Hello everyone. I joined this site a number of months ago, and have been apprehensive toward posting anything on the forums, but I finally figured I might as well just jump in. The reason I joined is because I very strongly suspect (as do nearly all of my peers), that I have undiagnosed Asperger's. Upon investigating it further, I realized that it may have been more than just, "a touch" of the condition, and things throughout my life began to make a lot more sense. The catch is, I will be turning thirty-one this summer, and while I have always been aware of ASD, I was only ever diagnosed as having ADHD in elementary school. My parents had a fairly hands off approach to raising me, and while that appears advantageous to an Aspie kid, it also means I haven't had much in the way of help figuring everything out.

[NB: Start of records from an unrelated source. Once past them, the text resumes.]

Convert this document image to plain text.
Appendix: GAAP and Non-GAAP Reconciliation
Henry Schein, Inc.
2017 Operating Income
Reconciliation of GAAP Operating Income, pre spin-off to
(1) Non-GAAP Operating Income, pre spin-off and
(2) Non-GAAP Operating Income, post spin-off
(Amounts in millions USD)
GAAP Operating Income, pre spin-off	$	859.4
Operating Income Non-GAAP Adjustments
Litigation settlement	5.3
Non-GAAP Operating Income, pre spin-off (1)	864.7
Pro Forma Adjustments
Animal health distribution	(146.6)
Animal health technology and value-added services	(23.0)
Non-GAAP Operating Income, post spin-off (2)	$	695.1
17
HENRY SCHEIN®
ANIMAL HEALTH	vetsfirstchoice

I am undiagnosed, because getting to an annual check up makes me an anxious, nervous wreck, and going through the hoops to get an official diagnosis that won't change anything seems excessive. Regardless, I'm anxious in crowds, awkward in conversations, particular about trivial things, completely disinterested in everything I'm not completely interested in, and exciting situations evoke a strong urge to stim in some manner. At a young age, I remember paying attention to how people acted, and mimicked it, as if I was role playing in any social situation. I rarely talked about myself. The list goes on and on...
Oh yeah. Hi, my name is Chip, and I live in a small suburb north of Boston. Looking forward to meeting everyone.